Taiwanese hauled to safety across raging river
By PETER ENAV, Associated Press Writer Peter Enav, Associated Press Writer Thu Aug 13, 4:08 pm ET
SINFA, Taiwan – Barefoot and helmeted, the frightened survivors of deadly Typhoon Morakot dangled high over jagged rocks and a raging river Thursday as soldiers hauled them to safety one by one along a 100-foot-long cable.
On the far side, a few dozen waited near a hand-painted sign on the craggy foundation of a destroyed bridge: "32 people died here SOS."
The perilous rescue was part of a massive military effort to save hundreds of stranded villagers after the worst flooding to hit Taiwan in 50 years. Some 14,000 villager have been rescued since the typhoon struck five days ago; hundreds more are feared missing or dead.
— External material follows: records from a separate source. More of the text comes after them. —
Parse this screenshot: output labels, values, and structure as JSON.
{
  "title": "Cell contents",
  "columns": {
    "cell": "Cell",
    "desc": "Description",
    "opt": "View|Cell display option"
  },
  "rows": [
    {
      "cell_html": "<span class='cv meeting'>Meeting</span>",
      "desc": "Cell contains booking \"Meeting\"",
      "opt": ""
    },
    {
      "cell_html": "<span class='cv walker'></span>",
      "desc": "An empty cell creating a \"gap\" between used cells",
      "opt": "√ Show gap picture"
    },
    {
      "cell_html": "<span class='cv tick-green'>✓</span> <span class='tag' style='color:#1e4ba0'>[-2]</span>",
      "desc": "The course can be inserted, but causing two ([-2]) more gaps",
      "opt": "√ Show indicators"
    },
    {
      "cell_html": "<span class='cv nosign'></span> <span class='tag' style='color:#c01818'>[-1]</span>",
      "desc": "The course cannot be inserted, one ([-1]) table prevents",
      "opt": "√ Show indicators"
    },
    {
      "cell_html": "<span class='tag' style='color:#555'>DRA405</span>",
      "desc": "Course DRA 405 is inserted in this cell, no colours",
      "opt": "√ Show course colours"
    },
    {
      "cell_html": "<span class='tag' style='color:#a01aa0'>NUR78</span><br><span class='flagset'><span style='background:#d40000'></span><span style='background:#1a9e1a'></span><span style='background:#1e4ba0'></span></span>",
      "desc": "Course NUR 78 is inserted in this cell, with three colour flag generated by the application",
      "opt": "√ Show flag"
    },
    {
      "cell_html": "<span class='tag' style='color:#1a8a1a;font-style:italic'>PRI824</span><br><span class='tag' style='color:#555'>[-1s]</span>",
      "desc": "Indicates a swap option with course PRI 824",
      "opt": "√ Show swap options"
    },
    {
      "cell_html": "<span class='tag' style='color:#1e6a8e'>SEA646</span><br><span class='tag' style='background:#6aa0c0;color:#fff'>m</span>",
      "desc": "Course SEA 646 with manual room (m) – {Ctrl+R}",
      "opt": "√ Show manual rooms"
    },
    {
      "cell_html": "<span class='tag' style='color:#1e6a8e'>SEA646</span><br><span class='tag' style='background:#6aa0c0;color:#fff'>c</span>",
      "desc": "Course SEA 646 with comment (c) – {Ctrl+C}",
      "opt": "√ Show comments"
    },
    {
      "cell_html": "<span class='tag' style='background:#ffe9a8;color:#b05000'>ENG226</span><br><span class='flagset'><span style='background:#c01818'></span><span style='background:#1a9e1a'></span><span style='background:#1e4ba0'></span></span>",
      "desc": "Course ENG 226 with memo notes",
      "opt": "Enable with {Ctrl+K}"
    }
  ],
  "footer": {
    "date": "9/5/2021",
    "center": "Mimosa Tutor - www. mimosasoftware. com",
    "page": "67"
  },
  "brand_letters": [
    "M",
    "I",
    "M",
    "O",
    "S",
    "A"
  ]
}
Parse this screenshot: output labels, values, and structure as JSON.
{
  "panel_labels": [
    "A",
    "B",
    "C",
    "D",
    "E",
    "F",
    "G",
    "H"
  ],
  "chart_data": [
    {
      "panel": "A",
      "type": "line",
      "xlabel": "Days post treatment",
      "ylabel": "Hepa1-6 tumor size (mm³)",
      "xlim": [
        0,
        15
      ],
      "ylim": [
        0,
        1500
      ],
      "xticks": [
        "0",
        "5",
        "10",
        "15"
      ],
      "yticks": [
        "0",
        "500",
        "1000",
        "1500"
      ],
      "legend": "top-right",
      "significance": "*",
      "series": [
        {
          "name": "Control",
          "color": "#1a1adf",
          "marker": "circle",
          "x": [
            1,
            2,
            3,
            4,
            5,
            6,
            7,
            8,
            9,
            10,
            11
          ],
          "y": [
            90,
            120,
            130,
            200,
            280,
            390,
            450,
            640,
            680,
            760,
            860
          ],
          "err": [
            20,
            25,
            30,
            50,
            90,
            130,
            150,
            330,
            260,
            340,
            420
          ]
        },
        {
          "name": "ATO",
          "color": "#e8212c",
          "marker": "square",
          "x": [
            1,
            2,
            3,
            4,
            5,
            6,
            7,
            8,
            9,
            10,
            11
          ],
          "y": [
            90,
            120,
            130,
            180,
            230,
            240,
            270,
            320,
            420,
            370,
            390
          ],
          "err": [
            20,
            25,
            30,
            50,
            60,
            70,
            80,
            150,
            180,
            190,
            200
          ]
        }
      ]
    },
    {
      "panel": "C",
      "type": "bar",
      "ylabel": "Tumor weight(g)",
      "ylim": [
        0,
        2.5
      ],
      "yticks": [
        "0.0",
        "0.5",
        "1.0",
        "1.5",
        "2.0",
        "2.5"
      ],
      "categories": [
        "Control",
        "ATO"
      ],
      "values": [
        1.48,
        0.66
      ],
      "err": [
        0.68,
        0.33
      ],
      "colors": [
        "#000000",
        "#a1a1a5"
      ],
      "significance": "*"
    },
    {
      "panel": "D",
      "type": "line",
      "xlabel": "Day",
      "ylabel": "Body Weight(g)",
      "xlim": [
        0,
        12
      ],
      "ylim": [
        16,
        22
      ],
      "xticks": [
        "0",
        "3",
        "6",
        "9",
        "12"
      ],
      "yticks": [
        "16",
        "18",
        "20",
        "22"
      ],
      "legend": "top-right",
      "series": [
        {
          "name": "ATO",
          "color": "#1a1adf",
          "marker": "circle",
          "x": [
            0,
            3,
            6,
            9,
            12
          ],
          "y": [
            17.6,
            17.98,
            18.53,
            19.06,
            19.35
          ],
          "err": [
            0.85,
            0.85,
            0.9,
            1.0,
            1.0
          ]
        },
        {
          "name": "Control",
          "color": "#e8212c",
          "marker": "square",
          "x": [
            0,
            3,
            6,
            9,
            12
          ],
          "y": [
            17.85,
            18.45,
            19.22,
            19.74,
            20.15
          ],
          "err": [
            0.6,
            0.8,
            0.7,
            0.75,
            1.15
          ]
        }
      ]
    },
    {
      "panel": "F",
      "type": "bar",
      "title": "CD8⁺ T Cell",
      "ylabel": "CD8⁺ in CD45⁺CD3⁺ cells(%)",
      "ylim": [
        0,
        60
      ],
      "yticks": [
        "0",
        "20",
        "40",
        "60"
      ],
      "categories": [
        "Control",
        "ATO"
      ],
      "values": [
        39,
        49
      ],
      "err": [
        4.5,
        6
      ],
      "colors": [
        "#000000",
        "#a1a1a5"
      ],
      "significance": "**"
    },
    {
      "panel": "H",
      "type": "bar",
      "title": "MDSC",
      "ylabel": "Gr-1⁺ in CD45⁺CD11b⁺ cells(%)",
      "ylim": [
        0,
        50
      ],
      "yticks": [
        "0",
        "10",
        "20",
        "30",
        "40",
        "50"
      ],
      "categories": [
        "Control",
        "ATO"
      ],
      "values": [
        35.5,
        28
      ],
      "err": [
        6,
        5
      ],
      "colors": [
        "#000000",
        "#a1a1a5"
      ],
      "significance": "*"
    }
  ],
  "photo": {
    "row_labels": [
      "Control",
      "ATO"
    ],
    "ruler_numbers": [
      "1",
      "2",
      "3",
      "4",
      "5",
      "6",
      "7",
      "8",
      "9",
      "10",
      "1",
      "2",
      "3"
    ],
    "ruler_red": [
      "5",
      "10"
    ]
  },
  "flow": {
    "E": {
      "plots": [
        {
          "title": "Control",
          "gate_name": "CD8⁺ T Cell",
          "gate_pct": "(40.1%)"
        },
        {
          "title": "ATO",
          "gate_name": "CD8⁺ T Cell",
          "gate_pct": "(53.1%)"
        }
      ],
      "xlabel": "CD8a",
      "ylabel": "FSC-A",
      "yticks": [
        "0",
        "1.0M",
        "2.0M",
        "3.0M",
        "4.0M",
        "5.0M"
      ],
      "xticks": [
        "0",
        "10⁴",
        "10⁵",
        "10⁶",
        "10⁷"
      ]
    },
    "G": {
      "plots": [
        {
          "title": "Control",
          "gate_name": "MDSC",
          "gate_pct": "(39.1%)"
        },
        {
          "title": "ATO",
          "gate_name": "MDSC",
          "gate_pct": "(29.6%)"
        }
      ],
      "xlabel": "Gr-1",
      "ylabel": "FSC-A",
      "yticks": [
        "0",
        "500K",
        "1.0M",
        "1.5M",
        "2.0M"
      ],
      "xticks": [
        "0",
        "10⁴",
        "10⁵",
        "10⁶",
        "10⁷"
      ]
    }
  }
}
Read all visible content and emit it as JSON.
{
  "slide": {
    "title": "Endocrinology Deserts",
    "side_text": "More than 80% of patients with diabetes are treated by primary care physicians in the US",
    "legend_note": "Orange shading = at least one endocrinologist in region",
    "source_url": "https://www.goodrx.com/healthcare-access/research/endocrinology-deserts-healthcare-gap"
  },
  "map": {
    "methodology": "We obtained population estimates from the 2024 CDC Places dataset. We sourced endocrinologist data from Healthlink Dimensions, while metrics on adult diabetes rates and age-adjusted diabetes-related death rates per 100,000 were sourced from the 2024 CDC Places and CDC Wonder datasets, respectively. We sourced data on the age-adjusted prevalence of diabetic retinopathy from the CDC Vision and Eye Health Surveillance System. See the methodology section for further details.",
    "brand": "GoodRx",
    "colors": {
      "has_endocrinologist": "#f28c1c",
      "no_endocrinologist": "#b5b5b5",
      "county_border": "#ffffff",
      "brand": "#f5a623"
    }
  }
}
As criticism mounted Thursday over Taiwan's response to the disaster, the government dispatched another 4,000 troops to work with the 14,000 already deployed. Many of them are working in Kaohsiung County, a mountainous farming region in southern Taiwan.
The rugged terrain and widespread devastation played havoc with rescue efforts following the storm, which dumped 80 inches (2 meters) of rain on the island over the weekend.
Soldiers in fatigues and heavy gloves resorted to using a makeshift zipline to haul survivors from the village of Sinkai over the Ba Si Lan River where the bridge was wiped out. For hours they labored, rescuing everyone from a young boy in shorts to an elderly woman who brought along a couple of shopping bags worth of belongings.
Unbuckled from their harnesses, villagers looked dazed and frightened as they recalled the harrowing night of Aug. 8.
"It rained for days," said Li Wen-chuan, a grizzled-looking man of 68 with sparse salt-and-pepper hair, teeth stained red by years of betel nut chewing. "But the flood came so suddenly and with a tremendous roar. It destroyed everything in the village."
"This is the worst thing that has ever happened to me," he said, adding that many of the 32 who died in village were friends and family. "My life will never be the same."
Pan Yi-chang, a 32-year-old mother of two, said that when the rains spawned by Morakot began to fall, she had no inkling that this typhoon would be any different from others.
The ravaged villages — most of them scattered in neighboring townships in northern Kaohsiung County — are typically located next to mountains, and they usually have to brace for mudslides during Taiwan's annual typhoon season during June to September.
But this time was different, residents said.
"Everything happened so fast. Flooding just destroyed everything," said Pan, adding that she was lucky because all of her family survived — her husband, her two children and her mother and father.
As she spoke, Pan gazed longingly across the river toward the only home she has ever known, a close-knit community of 1,000 whose economy is based on growing mangos and guavas.
In the background, a heavy mist enveloped the summit of a nearby mountain and torrents of water cascaded down its dark green facades.
Scores of villages in the rural south of Taiwan were devastated by the typhoon. One of the worst affected is Shiao Lin, where hundreds remain missing after a catastrophic mudslide spawned by days of torrential rain.
Taiwan's official death toll from the storm now stands at 108, with another 62 listed as missing. That does not include the toll in Shiao Lin and other remote communities.
Many of those rescued say they can never return to their villages because there is nothing left to return to.
Li, the grizzled veteran of Sinkai, is not one of them.
"I am going back," he said. "Sinkai is where my roots are. I have no other place to go."
Many complained that the government was too slow to mobilize the rescue and cleanup effort, saying more victims could have been saved if they had moved sooner and faster.
"Why does the government say only useless things?" a woman eager to learn the fate of relatives trapped in Kaochung village in the south asked. With tears filling her eyes, she told TV reporters: "I've been waiting for several days, yet there has not been anyone going to rescue my family."
In a short interview with CNN, President Ma Ying-jeou blamed the severe damage brought by the flooding on villagers' inability to get out of their communities before the storm.
Authorities in Kaohsiung County did ask inhabitants from the villages most severely battered by Morakot to leave before the storm, but they did not try to forcibly remove the residents, and some villagers decided against leaving.
"They were not fully prepared. If they were, they should have been evacuated much earlier," Ma said. "They didn't realize how serious the disaster was."
Ma did not comment on whether the government was doing enough to help with the evacuation.
Troops were working Thursday to restore severed roads, rehabilitate ravaged neighborhood and ferry typhoon victims to safety in dozens of helicopter missions.
So far some 14,000 villagers have been rescued — including 600 on Thursday, the island's disaster relief center said.
Another 2,000 villagers were staying either in open fields or on higher ground and waiting to be taken to shelters, it said. Several hundred more — no one is sure how many — remain unaccounted for and are feared lost in the mudslides.